Marine geophysics is a scientific discipline which uses the quantitative observation of physical properties to understand the seafloor and sub-seafloor geology. Both active and passive sensors are used to measure the shape and hardness of the seafloor as well as to define and map sub-seafloor structures.
Bathymetry and backscatter mosaics derived from multibeam sonar surveys are commonly used to make high spatial resolution maps of the seafloor which have numerous applications, including:
- geological research
- benthic habitat research
- marine boundary delineation
- safety of navigation
Seismic systems and sub-bottom profilers use sound to actively image geological structures below the seafloor. Both use similar technology, but the seismic method is suited to registering deep structures for the purposes of preparing maps for such activities as petroleum exploration and developing an understanding of tectonics and basement architecture. In contrast, the lower power sub-bottom profilers image shows only the shallow sub-seafloor structures.
Potential field methods use magnetometers and gravimeters to passively measure the spatial changes in the magnetic and density properties of the Earth. These methods are especially useful for understanding the extent of regional-scale geological structures. Potential field datasets are often used in conjunction with seismic datasets to assist in the development of models that depict geological history and structure of sub-surface features.
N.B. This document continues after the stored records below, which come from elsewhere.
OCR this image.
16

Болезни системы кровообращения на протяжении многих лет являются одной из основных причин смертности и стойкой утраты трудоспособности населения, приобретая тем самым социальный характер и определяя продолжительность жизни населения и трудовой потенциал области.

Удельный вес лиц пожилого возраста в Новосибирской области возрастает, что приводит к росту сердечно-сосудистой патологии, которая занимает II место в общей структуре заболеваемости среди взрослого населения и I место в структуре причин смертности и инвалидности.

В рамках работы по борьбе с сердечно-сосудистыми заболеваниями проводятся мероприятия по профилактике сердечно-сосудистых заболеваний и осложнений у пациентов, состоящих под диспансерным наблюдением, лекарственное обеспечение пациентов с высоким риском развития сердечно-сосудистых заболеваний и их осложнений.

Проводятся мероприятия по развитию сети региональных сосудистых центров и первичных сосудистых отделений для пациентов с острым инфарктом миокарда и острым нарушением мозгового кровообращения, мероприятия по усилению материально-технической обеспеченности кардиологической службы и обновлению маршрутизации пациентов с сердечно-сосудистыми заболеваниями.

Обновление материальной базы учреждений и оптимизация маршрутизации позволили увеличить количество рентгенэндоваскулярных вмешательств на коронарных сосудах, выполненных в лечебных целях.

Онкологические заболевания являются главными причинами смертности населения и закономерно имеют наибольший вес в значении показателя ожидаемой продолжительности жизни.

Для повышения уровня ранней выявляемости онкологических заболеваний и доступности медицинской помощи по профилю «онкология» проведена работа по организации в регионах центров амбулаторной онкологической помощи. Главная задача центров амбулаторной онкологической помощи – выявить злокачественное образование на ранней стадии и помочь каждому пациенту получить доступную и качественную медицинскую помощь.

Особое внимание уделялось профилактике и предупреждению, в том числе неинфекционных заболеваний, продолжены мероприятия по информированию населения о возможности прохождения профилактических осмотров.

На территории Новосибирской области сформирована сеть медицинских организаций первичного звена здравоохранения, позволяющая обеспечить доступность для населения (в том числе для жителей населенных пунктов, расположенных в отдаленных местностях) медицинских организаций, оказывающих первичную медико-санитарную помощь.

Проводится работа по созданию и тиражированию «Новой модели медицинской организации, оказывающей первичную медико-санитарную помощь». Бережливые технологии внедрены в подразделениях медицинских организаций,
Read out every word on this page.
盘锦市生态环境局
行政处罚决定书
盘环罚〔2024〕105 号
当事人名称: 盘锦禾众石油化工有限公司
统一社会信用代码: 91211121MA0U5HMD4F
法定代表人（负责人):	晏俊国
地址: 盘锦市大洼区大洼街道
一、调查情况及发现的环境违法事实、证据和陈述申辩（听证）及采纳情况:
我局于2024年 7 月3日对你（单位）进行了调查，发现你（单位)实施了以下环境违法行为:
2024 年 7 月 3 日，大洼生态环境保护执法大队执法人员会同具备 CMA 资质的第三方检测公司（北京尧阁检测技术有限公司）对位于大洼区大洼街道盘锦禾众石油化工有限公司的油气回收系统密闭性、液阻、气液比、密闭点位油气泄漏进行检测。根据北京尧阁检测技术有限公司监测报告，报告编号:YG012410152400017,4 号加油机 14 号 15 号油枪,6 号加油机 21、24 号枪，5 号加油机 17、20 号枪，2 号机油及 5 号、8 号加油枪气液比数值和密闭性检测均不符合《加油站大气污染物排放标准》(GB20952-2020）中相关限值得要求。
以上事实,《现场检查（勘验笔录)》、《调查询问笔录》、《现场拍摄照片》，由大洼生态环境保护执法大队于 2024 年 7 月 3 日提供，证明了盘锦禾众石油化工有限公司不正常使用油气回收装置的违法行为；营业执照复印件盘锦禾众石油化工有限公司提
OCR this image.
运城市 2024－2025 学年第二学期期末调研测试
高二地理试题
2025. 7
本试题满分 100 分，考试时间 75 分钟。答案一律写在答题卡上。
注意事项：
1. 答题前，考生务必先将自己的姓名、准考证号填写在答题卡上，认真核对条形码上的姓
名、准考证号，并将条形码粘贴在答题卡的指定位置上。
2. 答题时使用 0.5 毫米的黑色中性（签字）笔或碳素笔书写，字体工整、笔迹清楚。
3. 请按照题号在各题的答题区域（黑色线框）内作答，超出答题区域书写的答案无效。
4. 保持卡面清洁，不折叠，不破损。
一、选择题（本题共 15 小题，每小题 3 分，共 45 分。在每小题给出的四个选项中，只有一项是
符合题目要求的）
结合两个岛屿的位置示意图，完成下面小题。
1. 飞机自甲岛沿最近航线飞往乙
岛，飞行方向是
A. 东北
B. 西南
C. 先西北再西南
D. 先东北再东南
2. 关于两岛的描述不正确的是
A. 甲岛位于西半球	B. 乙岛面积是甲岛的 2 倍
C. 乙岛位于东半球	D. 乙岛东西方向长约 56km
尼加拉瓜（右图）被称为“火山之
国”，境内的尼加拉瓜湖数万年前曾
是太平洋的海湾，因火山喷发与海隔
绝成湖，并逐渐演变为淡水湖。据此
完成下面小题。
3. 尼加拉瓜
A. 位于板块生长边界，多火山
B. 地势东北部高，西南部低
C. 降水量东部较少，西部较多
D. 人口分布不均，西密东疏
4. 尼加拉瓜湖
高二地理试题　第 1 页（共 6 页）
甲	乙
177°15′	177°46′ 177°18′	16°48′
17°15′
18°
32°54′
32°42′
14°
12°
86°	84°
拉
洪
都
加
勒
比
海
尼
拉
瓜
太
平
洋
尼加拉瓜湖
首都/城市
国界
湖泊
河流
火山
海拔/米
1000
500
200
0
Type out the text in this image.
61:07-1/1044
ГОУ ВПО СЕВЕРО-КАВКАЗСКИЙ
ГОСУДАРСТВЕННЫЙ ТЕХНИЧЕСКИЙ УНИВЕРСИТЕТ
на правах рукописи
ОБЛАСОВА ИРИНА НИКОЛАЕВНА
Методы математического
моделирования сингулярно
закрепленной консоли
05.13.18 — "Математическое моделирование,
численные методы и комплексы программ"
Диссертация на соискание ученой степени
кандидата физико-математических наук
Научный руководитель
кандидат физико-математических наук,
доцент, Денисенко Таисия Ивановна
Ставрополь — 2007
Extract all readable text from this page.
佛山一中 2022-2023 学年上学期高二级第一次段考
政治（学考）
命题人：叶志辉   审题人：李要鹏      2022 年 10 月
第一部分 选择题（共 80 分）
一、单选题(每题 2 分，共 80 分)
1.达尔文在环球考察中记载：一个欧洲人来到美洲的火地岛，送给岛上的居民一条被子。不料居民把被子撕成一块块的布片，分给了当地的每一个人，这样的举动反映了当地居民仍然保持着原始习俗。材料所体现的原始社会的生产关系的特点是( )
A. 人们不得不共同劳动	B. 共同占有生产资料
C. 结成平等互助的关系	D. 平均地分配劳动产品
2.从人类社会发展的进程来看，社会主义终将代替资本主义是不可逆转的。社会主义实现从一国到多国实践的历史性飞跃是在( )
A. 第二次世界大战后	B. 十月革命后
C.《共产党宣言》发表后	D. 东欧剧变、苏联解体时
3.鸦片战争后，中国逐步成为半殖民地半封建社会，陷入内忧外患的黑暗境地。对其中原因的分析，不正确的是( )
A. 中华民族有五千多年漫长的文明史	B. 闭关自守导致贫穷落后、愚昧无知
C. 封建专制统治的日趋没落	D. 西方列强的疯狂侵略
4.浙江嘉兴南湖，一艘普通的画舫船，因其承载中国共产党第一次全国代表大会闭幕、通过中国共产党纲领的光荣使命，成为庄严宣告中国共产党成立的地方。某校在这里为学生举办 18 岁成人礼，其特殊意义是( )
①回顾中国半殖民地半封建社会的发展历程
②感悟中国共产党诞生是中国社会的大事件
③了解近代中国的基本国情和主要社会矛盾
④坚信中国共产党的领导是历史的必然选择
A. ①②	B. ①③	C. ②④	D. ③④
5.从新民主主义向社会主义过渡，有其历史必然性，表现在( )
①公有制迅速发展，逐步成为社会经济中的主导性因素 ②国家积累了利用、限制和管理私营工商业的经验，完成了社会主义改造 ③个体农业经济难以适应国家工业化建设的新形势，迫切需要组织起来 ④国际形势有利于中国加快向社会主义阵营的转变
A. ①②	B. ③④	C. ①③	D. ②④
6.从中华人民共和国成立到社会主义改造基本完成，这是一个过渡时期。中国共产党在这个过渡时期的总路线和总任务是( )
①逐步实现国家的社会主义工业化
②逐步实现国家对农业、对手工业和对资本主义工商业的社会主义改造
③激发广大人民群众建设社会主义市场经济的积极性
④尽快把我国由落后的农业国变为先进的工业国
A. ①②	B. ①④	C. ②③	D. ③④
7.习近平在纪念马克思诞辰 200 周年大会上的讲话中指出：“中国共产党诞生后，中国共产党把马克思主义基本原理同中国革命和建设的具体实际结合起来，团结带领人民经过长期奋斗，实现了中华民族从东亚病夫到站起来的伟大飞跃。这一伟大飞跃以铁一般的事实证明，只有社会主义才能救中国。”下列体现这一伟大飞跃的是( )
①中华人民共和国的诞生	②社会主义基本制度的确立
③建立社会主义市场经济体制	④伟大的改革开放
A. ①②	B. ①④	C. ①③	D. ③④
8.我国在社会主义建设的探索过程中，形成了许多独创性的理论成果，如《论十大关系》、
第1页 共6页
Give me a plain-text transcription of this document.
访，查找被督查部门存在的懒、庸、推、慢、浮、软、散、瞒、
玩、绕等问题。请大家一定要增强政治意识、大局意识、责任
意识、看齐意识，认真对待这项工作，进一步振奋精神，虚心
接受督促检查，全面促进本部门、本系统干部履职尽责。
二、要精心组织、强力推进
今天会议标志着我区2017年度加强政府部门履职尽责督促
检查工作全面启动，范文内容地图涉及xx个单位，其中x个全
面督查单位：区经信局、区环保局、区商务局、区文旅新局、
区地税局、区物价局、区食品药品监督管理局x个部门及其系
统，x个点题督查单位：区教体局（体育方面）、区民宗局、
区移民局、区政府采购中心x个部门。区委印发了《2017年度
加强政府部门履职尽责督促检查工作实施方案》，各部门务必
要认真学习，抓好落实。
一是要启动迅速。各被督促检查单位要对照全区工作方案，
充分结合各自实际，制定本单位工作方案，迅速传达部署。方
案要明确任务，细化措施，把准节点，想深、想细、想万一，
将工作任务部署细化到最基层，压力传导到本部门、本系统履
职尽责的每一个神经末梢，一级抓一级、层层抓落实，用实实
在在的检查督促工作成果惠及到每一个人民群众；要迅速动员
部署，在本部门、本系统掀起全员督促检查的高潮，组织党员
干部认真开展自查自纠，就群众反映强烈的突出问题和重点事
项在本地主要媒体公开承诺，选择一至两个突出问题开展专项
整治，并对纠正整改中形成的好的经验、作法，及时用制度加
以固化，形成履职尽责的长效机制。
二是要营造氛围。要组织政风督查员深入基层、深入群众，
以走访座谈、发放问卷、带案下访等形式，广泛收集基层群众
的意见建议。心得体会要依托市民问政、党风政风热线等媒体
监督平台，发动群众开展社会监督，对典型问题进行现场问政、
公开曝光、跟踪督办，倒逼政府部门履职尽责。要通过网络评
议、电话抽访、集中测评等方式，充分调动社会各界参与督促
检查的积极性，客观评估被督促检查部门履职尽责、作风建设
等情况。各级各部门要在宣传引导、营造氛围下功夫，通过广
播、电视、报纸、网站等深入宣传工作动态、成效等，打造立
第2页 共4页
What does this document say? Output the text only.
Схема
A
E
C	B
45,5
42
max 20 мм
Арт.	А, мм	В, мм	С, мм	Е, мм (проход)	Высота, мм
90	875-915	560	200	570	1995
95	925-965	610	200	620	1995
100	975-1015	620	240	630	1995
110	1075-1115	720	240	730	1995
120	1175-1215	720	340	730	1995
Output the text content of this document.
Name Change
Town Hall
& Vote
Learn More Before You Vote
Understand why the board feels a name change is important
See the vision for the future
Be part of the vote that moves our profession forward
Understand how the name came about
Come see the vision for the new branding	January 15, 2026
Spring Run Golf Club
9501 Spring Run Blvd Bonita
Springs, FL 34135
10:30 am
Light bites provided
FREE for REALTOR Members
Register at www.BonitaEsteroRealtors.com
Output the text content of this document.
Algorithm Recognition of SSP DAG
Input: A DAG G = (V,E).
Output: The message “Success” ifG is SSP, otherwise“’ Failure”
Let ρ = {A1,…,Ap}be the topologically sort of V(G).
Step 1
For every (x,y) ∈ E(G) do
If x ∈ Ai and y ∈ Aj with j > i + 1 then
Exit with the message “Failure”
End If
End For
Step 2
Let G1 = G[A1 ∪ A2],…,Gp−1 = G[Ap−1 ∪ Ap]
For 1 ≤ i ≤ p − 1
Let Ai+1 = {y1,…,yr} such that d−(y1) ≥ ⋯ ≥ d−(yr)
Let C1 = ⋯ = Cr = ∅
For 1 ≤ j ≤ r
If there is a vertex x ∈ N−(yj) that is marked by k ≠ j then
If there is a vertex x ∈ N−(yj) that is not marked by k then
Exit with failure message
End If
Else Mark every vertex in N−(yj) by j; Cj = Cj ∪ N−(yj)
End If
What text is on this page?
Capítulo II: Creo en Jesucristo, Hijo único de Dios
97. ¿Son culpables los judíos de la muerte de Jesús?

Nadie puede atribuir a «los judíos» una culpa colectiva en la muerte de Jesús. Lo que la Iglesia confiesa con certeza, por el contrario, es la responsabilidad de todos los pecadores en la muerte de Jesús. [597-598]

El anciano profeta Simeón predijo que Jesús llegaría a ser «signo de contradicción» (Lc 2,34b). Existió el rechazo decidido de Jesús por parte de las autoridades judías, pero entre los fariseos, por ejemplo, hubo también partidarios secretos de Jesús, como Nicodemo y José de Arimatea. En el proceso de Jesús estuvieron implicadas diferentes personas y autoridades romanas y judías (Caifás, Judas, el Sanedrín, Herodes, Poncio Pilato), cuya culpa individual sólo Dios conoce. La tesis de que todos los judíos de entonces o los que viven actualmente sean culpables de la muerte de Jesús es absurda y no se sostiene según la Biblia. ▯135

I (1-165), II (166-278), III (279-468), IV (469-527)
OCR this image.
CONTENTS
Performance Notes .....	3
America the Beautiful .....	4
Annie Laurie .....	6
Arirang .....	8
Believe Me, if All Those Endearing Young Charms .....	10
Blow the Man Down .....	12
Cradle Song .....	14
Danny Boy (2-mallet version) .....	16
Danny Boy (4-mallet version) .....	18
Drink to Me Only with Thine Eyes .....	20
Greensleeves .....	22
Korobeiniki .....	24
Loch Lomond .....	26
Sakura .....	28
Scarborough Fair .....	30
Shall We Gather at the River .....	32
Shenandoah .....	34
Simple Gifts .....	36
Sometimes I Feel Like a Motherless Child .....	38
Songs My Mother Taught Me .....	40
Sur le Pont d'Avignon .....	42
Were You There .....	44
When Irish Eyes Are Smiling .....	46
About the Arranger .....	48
Benthic video and still photography are survey techniques that are used to directly observe seafloor features typically over a relatively small area. Video and still photography is commonly used in combination with multibeam sonar so that seafloor features can be extrapolated over larger areas where direct observation is not practicable. Video and still photography has the added value of providing a tool to rapidly characterise benthic habitats and identify biota.